PDA

View Full Version : how to find characters like: " "?



giuspen
January 13th, 2010, 07:25 PM
Hi,
I'm working on a rich text editor based on xml that in case I paste characters like the following: " " crashes.
Is there a way I can recognize those characters?
I have not idea what they are and how to search them in the text.
Thanks in advance.

Habbit
January 13th, 2010, 08:55 PM
Those (0x04 and 0x05) are control characters, which do not have a printable representation. Most are a relic from the teletype age, currently unused, and so you can see them sometimes doubling as record markers or separators. Others, like NUL (0x00), CR (0x10) or LF (0x13) are still in wide use. On the other hand, you might also see "squares" representing a character for which the font you are using has no glyph to display (maybe some in "Ә荃ぎꒇ").

About your question, the XML editor should not _crash_ on them, but using those characters (other than CR LF) directly in an XML document is not the best practice, precisely because they might be mistaken for others, not be displayable in all fonts, etc. You can use references like ὠ for "ὠ".

giuspen
January 13th, 2010, 09:11 PM
Those (0x04 and 0x05) are control characters, which do not have a printable representation. Most are a relic from the teletype age, currently unused, and so you can see them sometimes doubling as record markers or separators. Others, like NUL (0x00), CR (0x10) or LF (0x13) are still in wide use. On the other hand, you might also see "squares" representing a character for which the font you are using has no glyph to display (maybe some in "Ә荃ぎꒇ").

About your question, the XML editor should not _crash_ on them, but using those characters (other than CR LF) directly in an XML document is not the best practice, precisely because they might be mistaken for others, not be displayable in all fonts, etc. You can use references like ὠ for "ὠ".

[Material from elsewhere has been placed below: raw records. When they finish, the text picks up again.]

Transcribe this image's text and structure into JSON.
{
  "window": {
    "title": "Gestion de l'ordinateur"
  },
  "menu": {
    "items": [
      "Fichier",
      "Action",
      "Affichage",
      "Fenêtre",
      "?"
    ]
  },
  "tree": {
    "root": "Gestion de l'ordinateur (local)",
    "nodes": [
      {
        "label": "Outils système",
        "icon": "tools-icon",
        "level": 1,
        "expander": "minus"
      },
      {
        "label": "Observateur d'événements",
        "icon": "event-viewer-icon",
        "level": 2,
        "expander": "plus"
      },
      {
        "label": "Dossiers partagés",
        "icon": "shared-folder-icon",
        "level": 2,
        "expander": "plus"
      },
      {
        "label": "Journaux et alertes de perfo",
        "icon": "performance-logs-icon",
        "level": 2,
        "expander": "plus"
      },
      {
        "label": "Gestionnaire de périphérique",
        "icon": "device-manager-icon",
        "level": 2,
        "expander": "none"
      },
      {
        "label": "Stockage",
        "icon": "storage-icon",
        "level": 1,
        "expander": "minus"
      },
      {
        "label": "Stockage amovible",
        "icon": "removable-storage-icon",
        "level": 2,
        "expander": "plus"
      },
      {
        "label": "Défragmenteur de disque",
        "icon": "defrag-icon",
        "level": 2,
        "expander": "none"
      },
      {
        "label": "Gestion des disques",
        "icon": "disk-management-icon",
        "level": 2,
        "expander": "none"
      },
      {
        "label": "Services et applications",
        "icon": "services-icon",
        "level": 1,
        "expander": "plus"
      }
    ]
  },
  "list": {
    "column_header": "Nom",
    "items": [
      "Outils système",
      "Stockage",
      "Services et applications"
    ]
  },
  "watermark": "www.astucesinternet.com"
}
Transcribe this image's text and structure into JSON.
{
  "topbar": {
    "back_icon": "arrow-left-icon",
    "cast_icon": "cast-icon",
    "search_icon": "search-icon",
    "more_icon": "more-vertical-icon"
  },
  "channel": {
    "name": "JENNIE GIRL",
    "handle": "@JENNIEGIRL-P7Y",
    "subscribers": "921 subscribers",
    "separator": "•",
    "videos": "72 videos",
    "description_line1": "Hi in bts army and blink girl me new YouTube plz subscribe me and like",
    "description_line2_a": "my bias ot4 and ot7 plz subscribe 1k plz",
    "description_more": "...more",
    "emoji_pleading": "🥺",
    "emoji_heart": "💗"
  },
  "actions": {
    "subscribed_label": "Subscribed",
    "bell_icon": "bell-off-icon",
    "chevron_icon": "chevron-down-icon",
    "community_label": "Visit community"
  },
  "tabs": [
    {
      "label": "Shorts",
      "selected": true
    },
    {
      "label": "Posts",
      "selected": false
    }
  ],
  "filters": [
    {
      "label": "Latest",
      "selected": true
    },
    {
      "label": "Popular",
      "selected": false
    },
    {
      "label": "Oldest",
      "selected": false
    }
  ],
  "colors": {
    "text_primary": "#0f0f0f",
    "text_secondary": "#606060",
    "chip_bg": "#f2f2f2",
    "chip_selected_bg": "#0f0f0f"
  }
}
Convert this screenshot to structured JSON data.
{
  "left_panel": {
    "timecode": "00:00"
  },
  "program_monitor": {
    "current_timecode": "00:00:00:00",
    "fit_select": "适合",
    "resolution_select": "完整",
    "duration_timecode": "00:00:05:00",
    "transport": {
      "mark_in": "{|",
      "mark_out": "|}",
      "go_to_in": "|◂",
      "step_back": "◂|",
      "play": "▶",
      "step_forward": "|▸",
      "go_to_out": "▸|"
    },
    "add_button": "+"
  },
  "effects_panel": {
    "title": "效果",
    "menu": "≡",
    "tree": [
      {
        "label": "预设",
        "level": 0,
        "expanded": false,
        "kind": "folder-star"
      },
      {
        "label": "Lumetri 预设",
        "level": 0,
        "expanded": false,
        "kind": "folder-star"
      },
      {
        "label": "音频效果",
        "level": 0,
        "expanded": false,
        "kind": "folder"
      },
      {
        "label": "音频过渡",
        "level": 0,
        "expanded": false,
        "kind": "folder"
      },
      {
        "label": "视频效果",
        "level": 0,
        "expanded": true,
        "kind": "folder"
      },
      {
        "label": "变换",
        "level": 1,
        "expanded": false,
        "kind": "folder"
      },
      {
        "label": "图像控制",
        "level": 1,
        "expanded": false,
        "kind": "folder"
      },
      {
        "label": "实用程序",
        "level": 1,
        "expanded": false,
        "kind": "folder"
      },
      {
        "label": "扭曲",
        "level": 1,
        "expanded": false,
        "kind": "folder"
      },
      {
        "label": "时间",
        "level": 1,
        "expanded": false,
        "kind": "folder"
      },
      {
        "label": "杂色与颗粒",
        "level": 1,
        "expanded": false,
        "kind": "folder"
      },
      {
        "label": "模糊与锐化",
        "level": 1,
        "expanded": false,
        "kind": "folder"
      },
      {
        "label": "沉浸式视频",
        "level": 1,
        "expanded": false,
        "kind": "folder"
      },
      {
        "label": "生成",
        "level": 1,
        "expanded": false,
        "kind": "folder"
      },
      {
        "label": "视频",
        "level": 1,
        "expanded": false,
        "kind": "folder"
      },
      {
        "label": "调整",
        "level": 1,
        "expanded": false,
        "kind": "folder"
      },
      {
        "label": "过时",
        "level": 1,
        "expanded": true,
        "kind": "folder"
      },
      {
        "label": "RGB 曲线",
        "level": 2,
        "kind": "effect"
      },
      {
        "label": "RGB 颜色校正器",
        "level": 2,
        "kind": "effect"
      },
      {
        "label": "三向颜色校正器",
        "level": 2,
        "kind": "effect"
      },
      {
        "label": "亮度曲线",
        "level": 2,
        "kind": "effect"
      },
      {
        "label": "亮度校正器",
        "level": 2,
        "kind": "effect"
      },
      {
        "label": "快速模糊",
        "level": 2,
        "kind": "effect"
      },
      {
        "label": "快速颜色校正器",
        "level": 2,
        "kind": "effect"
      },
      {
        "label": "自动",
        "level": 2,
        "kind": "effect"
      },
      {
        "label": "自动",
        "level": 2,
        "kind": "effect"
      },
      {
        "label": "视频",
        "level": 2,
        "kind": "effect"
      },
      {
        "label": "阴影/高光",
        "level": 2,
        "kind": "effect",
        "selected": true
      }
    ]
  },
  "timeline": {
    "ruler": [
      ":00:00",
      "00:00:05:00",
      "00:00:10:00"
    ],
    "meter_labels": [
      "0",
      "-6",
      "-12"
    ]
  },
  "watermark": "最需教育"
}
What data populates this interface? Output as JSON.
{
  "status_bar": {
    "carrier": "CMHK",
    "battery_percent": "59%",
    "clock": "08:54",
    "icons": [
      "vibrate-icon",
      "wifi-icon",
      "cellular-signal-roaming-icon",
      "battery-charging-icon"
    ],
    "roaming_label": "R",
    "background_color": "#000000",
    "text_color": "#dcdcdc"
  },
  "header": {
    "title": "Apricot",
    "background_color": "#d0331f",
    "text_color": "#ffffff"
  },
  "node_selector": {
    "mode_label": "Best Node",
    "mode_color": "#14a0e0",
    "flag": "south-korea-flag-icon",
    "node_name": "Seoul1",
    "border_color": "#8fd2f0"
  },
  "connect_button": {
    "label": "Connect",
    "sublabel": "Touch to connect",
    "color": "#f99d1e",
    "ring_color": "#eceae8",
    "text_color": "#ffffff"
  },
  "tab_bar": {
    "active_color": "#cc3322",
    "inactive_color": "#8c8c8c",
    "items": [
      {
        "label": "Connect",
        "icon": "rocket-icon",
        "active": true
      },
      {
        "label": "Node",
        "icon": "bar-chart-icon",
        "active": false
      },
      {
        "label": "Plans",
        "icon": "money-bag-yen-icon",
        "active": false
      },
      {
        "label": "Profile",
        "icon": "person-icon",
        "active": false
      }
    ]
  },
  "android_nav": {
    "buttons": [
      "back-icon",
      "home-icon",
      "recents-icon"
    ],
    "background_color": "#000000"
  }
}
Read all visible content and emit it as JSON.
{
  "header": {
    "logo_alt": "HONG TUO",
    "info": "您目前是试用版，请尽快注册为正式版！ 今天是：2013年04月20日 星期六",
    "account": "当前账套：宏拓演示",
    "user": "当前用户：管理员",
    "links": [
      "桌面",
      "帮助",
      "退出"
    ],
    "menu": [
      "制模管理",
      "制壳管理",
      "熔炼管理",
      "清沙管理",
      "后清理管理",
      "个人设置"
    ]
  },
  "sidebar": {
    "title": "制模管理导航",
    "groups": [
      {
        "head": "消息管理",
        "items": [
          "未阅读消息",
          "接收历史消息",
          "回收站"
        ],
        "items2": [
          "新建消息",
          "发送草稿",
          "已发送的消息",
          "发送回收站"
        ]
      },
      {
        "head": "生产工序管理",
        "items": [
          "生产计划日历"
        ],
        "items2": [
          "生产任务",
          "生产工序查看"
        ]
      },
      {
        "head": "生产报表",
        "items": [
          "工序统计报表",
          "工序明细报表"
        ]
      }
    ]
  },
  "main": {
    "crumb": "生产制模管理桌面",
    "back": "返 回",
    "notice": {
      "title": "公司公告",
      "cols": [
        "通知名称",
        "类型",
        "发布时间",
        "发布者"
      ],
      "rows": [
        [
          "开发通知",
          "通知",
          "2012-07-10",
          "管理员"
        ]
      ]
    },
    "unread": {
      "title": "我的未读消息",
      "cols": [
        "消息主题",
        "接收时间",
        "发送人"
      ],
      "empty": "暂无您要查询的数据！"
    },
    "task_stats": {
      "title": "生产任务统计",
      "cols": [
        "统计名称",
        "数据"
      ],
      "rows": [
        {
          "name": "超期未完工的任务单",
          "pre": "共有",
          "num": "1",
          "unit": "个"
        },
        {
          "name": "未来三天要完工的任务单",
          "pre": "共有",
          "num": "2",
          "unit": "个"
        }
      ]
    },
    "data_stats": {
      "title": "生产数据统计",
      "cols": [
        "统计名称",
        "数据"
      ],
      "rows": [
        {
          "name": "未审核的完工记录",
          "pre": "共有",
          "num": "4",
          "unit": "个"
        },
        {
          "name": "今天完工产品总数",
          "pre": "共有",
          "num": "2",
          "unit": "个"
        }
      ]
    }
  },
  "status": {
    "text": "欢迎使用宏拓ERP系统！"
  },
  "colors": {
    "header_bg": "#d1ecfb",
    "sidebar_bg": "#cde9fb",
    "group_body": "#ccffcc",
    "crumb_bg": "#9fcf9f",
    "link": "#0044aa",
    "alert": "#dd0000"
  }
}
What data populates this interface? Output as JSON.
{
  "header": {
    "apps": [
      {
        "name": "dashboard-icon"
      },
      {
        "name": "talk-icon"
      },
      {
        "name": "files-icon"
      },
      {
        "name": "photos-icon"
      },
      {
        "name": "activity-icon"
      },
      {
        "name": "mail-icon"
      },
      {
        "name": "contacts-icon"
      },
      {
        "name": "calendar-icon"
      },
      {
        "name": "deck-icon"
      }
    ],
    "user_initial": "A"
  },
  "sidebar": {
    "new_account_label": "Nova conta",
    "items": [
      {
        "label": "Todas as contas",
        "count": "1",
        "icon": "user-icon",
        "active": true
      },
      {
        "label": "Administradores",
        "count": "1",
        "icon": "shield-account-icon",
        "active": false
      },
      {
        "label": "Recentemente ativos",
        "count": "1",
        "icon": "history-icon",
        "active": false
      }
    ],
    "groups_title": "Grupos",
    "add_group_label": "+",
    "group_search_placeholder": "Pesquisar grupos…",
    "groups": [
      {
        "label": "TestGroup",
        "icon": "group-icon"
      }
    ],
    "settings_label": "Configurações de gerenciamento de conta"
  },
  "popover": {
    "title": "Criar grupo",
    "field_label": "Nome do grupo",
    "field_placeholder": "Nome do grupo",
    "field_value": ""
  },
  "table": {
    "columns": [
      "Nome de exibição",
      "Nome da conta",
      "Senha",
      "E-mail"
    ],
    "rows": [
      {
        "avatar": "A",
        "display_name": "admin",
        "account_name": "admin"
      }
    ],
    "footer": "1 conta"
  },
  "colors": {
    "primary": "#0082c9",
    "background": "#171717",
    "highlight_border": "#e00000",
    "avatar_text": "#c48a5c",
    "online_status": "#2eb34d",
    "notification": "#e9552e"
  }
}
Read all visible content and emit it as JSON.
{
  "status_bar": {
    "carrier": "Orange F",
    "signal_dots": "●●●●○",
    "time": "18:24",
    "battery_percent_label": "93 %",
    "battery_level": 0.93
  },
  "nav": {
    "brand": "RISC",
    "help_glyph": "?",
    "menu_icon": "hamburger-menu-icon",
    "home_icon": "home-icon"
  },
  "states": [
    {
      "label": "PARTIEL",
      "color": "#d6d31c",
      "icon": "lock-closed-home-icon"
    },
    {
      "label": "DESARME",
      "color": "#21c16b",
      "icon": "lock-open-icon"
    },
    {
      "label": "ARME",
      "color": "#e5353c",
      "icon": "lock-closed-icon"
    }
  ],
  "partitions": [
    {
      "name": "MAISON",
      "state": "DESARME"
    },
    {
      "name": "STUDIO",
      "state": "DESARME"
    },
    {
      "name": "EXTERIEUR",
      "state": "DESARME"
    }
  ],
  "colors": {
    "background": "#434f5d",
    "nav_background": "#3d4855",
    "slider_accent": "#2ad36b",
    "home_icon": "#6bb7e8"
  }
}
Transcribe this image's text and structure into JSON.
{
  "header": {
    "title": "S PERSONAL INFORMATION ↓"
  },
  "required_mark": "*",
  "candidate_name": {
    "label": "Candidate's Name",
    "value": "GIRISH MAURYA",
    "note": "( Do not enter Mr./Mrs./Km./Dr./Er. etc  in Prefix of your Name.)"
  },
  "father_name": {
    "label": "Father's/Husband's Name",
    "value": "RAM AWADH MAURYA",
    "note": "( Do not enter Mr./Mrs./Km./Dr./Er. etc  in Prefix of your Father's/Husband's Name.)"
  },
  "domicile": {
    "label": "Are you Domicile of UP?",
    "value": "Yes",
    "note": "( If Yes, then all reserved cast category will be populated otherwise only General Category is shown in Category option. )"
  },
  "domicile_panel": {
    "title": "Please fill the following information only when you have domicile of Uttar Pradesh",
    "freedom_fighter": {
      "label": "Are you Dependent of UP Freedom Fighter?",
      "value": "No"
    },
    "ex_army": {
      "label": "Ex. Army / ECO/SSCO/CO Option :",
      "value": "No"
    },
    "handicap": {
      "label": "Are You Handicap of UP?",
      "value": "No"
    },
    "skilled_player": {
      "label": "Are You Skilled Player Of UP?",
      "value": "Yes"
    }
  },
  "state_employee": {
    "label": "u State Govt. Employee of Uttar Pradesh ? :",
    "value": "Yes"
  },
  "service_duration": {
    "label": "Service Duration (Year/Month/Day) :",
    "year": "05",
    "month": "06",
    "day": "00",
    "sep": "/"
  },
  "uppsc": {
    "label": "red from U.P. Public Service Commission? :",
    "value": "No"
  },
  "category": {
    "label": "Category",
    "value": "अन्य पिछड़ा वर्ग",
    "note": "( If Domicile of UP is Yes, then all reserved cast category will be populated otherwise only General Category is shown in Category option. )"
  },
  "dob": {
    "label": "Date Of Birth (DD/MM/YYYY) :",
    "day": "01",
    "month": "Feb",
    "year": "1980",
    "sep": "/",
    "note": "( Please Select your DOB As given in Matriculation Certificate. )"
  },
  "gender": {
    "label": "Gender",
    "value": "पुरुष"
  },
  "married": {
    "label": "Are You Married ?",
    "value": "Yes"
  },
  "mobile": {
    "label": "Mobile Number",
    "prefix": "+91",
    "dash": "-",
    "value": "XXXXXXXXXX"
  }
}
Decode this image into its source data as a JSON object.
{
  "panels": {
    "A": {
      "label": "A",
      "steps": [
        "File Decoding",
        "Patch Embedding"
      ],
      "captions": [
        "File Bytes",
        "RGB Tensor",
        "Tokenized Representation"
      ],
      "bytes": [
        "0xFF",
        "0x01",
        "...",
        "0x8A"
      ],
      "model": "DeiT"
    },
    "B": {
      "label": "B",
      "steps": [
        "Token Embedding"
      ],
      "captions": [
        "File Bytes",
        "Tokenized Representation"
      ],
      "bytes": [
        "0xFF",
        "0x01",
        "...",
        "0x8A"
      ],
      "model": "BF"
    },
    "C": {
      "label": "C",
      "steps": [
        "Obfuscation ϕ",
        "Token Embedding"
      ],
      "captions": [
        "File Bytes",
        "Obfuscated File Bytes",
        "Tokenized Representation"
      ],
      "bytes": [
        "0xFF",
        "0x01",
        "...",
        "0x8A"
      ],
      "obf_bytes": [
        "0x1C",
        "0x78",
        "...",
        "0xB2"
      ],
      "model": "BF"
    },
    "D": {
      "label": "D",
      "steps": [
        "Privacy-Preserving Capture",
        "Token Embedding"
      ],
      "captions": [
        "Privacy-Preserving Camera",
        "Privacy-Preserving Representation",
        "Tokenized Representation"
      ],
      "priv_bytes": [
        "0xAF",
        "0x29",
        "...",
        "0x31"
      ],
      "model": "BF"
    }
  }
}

Hi and thanks for explanation.
I was wandering if there is a way to recognize a character as "without printable representation" by code, maybe in python, as once found the guilty characters it would be easy for me to get rid of it.

giuspen
January 14th, 2010, 01:08 AM
if anybody interested, seems I found a solution of the removal of those characters with the following python line of code:

cherrytree_string = re.sub("[\x00-\x08\x0b-\x1f]", "", cherrytree_string)